The most commonly occurring intrinsically disordered proteins (IDPs) are polyampholytes, which are defined by the duality of low net charge per residue and high fractions of charged residues. Recent experiments have uncovered nuances regarding sequence-ensemble relationships of model polyampholytic IDPs. These include differences in conformational preferences for sequences with lysine vs. arginine and the suggestion that well-mixed sequences form a range of conformations, including globules, conformations with ensemble averages that are reminiscent of ideal chains, or self-avoiding walks. Here, we explain these observations by analyzing results from atomistic simulations. We find that polyampholytic IDPs generally sample two distinct stable states, namely, globules and self-avoiding walks. Globules are favored by electrostatic attractions between oppositely charged residues, whereas self-avoiding walks are favored by favorable free energies of hydration of charged residues. We find sequence-specific temperatures of bistability at which globules and self-avoiding walks can coexist.

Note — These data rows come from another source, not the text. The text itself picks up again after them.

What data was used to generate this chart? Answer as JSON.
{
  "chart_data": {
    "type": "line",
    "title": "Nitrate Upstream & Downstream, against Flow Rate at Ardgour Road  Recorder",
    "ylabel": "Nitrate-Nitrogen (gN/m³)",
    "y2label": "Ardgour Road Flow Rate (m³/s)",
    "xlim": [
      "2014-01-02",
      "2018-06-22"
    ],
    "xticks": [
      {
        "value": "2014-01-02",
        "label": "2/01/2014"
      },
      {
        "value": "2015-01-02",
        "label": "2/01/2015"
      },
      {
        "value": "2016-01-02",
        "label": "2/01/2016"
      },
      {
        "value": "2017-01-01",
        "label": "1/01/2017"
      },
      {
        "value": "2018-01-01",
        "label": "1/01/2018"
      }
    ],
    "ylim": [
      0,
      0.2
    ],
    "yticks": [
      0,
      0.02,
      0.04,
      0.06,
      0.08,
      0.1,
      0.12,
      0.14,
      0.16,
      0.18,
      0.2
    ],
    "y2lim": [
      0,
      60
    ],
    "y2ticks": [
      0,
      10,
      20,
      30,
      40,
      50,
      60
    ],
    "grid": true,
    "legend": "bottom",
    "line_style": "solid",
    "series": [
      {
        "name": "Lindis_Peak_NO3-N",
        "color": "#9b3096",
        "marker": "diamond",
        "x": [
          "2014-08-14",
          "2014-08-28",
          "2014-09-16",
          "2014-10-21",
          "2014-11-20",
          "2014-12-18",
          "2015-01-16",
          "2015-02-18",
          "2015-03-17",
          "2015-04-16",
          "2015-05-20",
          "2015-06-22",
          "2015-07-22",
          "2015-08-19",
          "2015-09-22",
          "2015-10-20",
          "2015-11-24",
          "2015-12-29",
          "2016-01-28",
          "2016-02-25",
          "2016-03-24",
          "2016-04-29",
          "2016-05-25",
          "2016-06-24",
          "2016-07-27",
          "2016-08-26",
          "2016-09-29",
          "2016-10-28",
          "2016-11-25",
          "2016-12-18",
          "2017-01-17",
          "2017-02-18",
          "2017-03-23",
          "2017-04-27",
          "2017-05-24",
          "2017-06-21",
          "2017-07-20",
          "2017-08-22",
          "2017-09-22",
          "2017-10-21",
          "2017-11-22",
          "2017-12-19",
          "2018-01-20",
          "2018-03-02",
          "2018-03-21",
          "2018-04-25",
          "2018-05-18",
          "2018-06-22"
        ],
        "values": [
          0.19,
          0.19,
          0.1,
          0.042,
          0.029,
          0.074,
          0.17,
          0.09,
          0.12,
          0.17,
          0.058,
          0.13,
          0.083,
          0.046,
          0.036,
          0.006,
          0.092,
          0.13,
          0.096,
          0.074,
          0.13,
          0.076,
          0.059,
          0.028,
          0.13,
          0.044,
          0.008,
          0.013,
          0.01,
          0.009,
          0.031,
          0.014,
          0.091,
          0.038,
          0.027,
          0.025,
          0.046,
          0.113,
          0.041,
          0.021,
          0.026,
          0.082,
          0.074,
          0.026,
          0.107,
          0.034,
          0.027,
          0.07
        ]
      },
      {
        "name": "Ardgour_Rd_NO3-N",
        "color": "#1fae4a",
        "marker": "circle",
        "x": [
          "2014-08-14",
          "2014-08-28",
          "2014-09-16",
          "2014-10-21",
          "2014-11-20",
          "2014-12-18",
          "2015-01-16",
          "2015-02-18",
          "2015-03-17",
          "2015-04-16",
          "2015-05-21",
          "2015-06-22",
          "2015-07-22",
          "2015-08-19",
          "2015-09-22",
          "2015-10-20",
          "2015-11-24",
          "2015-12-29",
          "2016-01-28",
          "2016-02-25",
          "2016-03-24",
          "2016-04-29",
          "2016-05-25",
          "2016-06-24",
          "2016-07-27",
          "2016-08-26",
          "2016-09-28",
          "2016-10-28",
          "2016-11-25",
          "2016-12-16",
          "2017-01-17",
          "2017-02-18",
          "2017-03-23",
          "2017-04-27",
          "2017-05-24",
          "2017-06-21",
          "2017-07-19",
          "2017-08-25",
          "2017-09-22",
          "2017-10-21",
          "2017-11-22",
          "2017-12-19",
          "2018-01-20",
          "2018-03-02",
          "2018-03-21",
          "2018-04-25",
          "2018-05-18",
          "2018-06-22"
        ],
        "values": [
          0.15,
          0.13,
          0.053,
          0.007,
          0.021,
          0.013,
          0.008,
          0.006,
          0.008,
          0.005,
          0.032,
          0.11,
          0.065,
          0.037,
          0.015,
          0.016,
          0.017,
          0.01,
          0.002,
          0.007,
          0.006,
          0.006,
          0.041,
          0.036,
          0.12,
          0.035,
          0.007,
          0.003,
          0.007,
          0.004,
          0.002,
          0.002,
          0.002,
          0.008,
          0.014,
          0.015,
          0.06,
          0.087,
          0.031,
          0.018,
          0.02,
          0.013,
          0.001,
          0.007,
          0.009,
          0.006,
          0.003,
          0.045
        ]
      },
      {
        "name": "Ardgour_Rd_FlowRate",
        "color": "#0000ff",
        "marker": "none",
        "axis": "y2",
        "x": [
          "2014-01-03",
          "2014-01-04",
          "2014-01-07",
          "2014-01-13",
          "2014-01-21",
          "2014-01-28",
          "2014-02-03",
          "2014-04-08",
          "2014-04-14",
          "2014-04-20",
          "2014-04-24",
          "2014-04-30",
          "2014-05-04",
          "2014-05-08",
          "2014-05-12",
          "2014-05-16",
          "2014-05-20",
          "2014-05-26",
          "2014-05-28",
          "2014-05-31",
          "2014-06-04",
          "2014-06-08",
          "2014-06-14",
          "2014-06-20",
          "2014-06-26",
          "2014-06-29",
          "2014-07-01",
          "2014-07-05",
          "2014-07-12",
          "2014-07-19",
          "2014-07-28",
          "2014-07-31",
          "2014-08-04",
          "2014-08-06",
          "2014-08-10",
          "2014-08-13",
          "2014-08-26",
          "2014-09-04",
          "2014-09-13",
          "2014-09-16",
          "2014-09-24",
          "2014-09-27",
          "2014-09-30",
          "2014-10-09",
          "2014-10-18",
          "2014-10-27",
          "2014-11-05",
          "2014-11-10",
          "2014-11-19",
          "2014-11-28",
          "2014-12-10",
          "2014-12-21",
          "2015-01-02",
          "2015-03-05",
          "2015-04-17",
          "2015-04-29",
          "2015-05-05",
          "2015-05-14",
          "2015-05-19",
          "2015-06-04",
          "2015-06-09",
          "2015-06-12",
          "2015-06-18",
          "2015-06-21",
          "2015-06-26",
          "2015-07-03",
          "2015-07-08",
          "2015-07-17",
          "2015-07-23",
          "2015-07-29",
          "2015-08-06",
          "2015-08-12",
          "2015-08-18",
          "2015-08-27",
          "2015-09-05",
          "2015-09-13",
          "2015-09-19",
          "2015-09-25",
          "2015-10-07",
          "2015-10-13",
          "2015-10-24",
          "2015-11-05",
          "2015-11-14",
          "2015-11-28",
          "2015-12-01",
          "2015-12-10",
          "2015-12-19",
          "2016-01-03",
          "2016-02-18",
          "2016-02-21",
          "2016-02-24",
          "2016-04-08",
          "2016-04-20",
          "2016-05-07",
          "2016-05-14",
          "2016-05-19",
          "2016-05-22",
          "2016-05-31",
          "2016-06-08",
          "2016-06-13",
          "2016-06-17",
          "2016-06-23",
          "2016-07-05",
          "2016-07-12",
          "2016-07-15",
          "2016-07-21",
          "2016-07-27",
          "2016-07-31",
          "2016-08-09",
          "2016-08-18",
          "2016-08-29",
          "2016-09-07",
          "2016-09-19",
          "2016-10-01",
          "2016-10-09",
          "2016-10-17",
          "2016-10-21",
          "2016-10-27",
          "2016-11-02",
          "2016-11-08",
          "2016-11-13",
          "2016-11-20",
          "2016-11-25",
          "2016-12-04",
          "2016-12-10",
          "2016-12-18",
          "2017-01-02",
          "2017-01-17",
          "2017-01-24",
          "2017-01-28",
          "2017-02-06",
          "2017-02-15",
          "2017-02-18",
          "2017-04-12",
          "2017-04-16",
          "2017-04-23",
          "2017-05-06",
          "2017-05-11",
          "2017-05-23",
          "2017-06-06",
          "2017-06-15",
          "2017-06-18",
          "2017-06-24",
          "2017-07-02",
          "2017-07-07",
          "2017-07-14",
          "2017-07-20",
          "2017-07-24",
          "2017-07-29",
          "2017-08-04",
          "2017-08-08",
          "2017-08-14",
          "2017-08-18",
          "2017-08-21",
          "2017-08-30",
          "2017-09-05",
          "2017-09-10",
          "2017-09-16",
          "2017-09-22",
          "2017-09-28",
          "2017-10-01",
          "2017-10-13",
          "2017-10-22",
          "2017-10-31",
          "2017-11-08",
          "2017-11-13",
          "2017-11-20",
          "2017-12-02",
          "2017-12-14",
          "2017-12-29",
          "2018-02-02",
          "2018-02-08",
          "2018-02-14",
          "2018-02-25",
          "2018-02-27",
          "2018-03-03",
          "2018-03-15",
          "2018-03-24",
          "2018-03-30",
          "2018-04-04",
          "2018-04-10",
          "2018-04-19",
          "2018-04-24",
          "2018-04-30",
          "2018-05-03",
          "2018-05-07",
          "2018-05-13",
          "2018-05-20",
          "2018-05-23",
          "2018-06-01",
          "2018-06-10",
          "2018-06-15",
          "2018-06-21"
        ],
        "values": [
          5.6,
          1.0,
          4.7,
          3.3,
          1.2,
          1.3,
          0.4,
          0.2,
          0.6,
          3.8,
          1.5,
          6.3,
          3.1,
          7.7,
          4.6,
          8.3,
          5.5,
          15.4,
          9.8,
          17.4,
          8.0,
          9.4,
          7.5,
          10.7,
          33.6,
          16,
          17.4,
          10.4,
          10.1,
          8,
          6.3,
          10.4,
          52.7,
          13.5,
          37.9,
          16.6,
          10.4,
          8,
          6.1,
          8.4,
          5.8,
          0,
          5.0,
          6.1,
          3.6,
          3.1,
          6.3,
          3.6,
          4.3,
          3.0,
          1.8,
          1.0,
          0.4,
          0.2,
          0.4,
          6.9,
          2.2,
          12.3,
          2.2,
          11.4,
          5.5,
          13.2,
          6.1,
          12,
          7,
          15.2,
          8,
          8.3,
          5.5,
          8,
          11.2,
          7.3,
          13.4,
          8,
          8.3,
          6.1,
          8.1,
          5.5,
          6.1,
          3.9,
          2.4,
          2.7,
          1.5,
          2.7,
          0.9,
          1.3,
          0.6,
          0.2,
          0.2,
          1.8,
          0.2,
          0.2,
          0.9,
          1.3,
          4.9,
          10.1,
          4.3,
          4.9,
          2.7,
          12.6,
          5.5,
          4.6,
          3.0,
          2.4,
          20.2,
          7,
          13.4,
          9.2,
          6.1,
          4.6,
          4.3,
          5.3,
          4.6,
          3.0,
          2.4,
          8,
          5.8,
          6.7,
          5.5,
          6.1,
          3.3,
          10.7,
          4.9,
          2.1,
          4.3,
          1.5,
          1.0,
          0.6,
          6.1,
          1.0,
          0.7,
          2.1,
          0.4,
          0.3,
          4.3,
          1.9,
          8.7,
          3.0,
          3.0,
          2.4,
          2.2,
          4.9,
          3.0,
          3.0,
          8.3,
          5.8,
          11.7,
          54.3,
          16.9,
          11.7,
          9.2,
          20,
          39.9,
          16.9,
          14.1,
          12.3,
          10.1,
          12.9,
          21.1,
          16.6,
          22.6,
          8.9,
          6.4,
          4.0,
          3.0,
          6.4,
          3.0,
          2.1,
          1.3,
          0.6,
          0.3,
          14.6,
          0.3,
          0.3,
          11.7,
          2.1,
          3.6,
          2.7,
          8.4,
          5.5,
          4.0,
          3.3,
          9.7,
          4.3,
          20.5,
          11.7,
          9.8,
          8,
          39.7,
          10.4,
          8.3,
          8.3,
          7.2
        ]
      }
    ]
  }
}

At these temperatures, ensemble averages over coexisting states give rise to statistics that resemble ideal chains without there being an actual counterbalancing of intrachain and chain-solvent interactions. At equivalent temperatures, arginine-rich sequences tilt the preference toward globular conformations whereas lysine-rich sequences tilt the preference toward self-avoiding walks. We also identify differences between aspartate- and glutamate-containing sequences, whereby the shorter aspartate side chain engenders preferences for metastable, necklace-like conformations. Finally, although segregation of oppositely charged residues within the linear sequence maintains the overall twostate behavior, compact states are highly favored by such systems.

Automated summary

Polyampholytes are the most common type of intrinsically disordered proteins (IDPs), characterized by low net charge and high fractions of charged residues. Recent experiments have revealed differences in conformational preferences for different sequences of polyampholytic IDPs, as well as the existence of various conformations including globules and self-avoiding walks. Atomistic simulations have shown that these IDPs generally sample two stable states, with globules favored by electrostatic attractions and self-avoiding walks favored by favorable hydration energies. The temperature at which these states coexist depends on the sequence, with arginine-rich sequences preferring globular conformations and lysine-rich sequences preferring self-avoiding walks. The length of the side chain also affects the conformational preferences, with shorter side chains favoring necklace-like conformations. Overall, these findings provide insights into the relationship between sequence and conformation in polyampholytic IDPs.